Gradient Boosting Accuracy: 0.8212290502793296
AdaBoost Accuracy: 0.8100558659217877


### Boosting: XGBoost, Catboost, LightGBM

In [19]:
xgb = XGBClassifier(max_depth=2)
cat = CatBoostClassifier(verbose=0)
lgbm = LGBMClassifier(verbose=-1)

xgb.fit(X_train, y_train)
xgb_pred = xgb.predict(X_test)
print("XGBoost Accuracy:", accuracy_score(y_test, xgb_pred))

cat.fit(X_train, y_train)
cat_pred = cat.predict(X_test)
print("CatBoost Accuracy:", accuracy_score(y_test, cat_pred))

lgbm.fit(X_train, y_train)
lgbm_pred = lgbm.predict(X_test)
print("LightGBM Accuracy:", accuracy_score(y_test,lgbm_pred))

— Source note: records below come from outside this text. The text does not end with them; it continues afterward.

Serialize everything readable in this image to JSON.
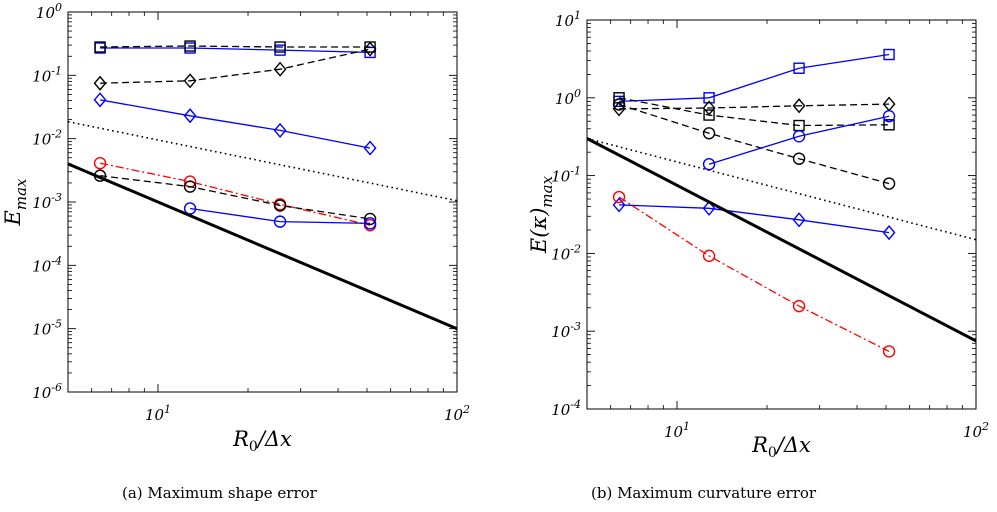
{
  "captions": [
    "(a) Maximum shape error",
    "(b) Maximum curvature error"
  ],
  "chart_data": [
    {
      "type": "line",
      "title": "",
      "caption": "(a) Maximum shape error",
      "xlabel": "R_0/Δx",
      "ylabel": "E_max",
      "xscale": "log",
      "yscale": "log",
      "xlim": [
        5,
        100
      ],
      "ylim": [
        1e-06,
        1
      ],
      "grid": false,
      "x_ticks": [
        {
          "value": 10,
          "label": "10",
          "exp": "1"
        },
        {
          "value": 100,
          "label": "10",
          "exp": "2"
        }
      ],
      "y_ticks": [
        {
          "value": 1e-06,
          "label": "10",
          "exp": "-6"
        },
        {
          "value": 1e-05,
          "label": "10",
          "exp": "-5"
        },
        {
          "value": 0.0001,
          "label": "10",
          "exp": "-4"
        },
        {
          "value": 0.001,
          "label": "10",
          "exp": "-3"
        },
        {
          "value": 0.01,
          "label": "10",
          "exp": "-2"
        },
        {
          "value": 0.1,
          "label": "10",
          "exp": "-1"
        },
        {
          "value": 1,
          "label": "10",
          "exp": "0"
        }
      ],
      "series": [
        {
          "color": "#0000ff",
          "style": "solid",
          "marker": "square",
          "x": [
            6.4,
            12.8,
            25.6,
            51.2
          ],
          "y": [
            0.27,
            0.27,
            0.25,
            0.23
          ]
        },
        {
          "color": "#000000",
          "style": "dashed",
          "marker": "square",
          "x": [
            6.4,
            12.8,
            25.6,
            51.2
          ],
          "y": [
            0.28,
            0.29,
            0.28,
            0.28
          ]
        },
        {
          "color": "#000000",
          "style": "dashed",
          "marker": "diamond",
          "x": [
            6.4,
            12.8,
            25.6,
            51.2
          ],
          "y": [
            0.075,
            0.082,
            0.125,
            0.26
          ]
        },
        {
          "color": "#0000ff",
          "style": "solid",
          "marker": "diamond",
          "x": [
            6.4,
            12.8,
            25.6,
            51.2
          ],
          "y": [
            0.041,
            0.023,
            0.0135,
            0.0071
          ]
        },
        {
          "color": "#ff0000",
          "style": "dashdot",
          "marker": "circle",
          "x": [
            6.4,
            12.8,
            25.6,
            51.2
          ],
          "y": [
            0.0041,
            0.0021,
            0.00092,
            0.00043
          ]
        },
        {
          "color": "#000000",
          "style": "dashed",
          "marker": "circle",
          "x": [
            6.4,
            12.8,
            25.6,
            51.2
          ],
          "y": [
            0.0026,
            0.00175,
            0.00088,
            0.00054
          ]
        },
        {
          "color": "#0000ff",
          "style": "solid",
          "marker": "circle",
          "x": [
            12.8,
            25.6,
            51.2
          ],
          "y": [
            0.00079,
            0.00049,
            0.00046
          ]
        },
        {
          "color": "#000000",
          "style": "dotted",
          "marker": "none",
          "width": 1.6,
          "x": [
            5,
            100
          ],
          "y": [
            0.0185,
            0.00105
          ]
        },
        {
          "color": "#000000",
          "style": "solid",
          "marker": "none",
          "width": 3,
          "x": [
            5,
            100
          ],
          "y": [
            0.004,
            1e-05
          ]
        }
      ]
    },
    {
      "type": "line",
      "title": "",
      "caption": "(b) Maximum curvature error",
      "xlabel": "R_0/Δx",
      "ylabel": "E(κ)_max",
      "xscale": "log",
      "yscale": "log",
      "xlim": [
        5,
        100
      ],
      "ylim": [
        0.0001,
        10
      ],
      "grid": false,
      "x_ticks": [
        {
          "value": 10,
          "label": "10",
          "exp": "1"
        },
        {
          "value": 100,
          "label": "10",
          "exp": "2"
        }
      ],
      "y_ticks": [
        {
          "value": 0.0001,
          "label": "10",
          "exp": "-4"
        },
        {
          "value": 0.001,
          "label": "10",
          "exp": "-3"
        },
        {
          "value": 0.01,
          "label": "10",
          "exp": "-2"
        },
        {
          "value": 0.1,
          "label": "10",
          "exp": "-1"
        },
        {
          "value": 1,
          "label": "10",
          "exp": "0"
        },
        {
          "value": 10,
          "label": "10",
          "exp": "1"
        }
      ],
      "series": [
        {
          "color": "#0000ff",
          "style": "solid",
          "marker": "square",
          "x": [
            6.4,
            12.8,
            25.6,
            51.2
          ],
          "y": [
            0.9,
            1.0,
            2.4,
            3.6
          ]
        },
        {
          "color": "#000000",
          "style": "dashed",
          "marker": "square",
          "x": [
            6.4,
            12.8,
            25.6,
            51.2
          ],
          "y": [
            1.0,
            0.6,
            0.44,
            0.45
          ]
        },
        {
          "color": "#000000",
          "style": "dashed",
          "marker": "diamond",
          "x": [
            6.4,
            12.8,
            25.6,
            51.2
          ],
          "y": [
            0.72,
            0.74,
            0.79,
            0.83
          ]
        },
        {
          "color": "#000000",
          "style": "dashed",
          "marker": "circle",
          "x": [
            6.4,
            12.8,
            25.6,
            51.2
          ],
          "y": [
            0.82,
            0.35,
            0.165,
            0.079
          ]
        },
        {
          "color": "#0000ff",
          "style": "solid",
          "marker": "circle",
          "x": [
            12.8,
            25.6,
            51.2
          ],
          "y": [
            0.14,
            0.32,
            0.58
          ]
        },
        {
          "color": "#0000ff",
          "style": "solid",
          "marker": "diamond",
          "x": [
            6.4,
            12.8,
            25.6,
            51.2
          ],
          "y": [
            0.042,
            0.038,
            0.027,
            0.0185
          ]
        },
        {
          "color": "#ff0000",
          "style": "dashdot",
          "marker": "circle",
          "x": [
            6.4,
            12.8,
            25.6,
            51.2
          ],
          "y": [
            0.053,
            0.0093,
            0.0021,
            0.00055
          ]
        },
        {
          "color": "#000000",
          "style": "dotted",
          "marker": "none",
          "width": 1.6,
          "x": [
            5,
            100
          ],
          "y": [
            0.3,
            0.015
          ]
        },
        {
          "color": "#000000",
          "style": "solid",
          "marker": "none",
          "width": 3,
          "x": [
            5,
            100
          ],
          "y": [
            0.3,
            0.00075
          ]
        }
      ]
    }
  ]
}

XGBoost Accuracy: 0.8212290502793296
CatBoost Accuracy: 0.8268156424581006
LightGBM Accuracy: 0.8379888268156425



### K-Nearest Neighbors (KNN)


In [9]:
scaler = StandardScaler()
X_train_scaled = scaler.fit_transform(X_train)
X_test_scaled = scaler.transform(X_test)

knn = KNeighborsClassifier(n_neighbors=2)
knn.fit(X_train_scaled, y_train)
knn_pred = knn.predict(X_test_scaled)

print("KNN Accuracy:", accuracy_score(y_test, knn_pred))

KNN Accuracy: 0.8268156424581006


In [10]:
print(f"Decision Tree: {accuracy_score(y_test, dt_pred):.8f}")
print(f"Random Forest: {accuracy_score(y_test, rf_pred):.8f}")
print(f"Gradient Boosting: {accuracy_score(y_test, gb_pred):.8f}")
print(f"AdaBoost: {accuracy_score(y_test, ab_pred):.8f}")
print(f"XGBoost: {accuracy_score(y_test, xgb_pred):.8f}")
print(f"CatBoost: {accuracy_score(y_test, cat_pred):.8f}")
print(f"LightGBM: {accuracy_score(y_test, lgbm_pred):.8f}")

Decision Tree: 0.79888268
Random Forest: 0.81005587
Gradient Boosting: 0.82122905
AdaBoost: 0.81005587
XGBoost: 0.82122905
CatBoost: 0.82681564
LightGBM: 0.83798883


## Conclusion
- Applied cross-validation and hyperparameter tuning.
- Implemented Decision Trees, Random Forests, Boosting, and KNN.
- Compared models' performance on the Titanic dataset.

This concludes the Week 4 assignment.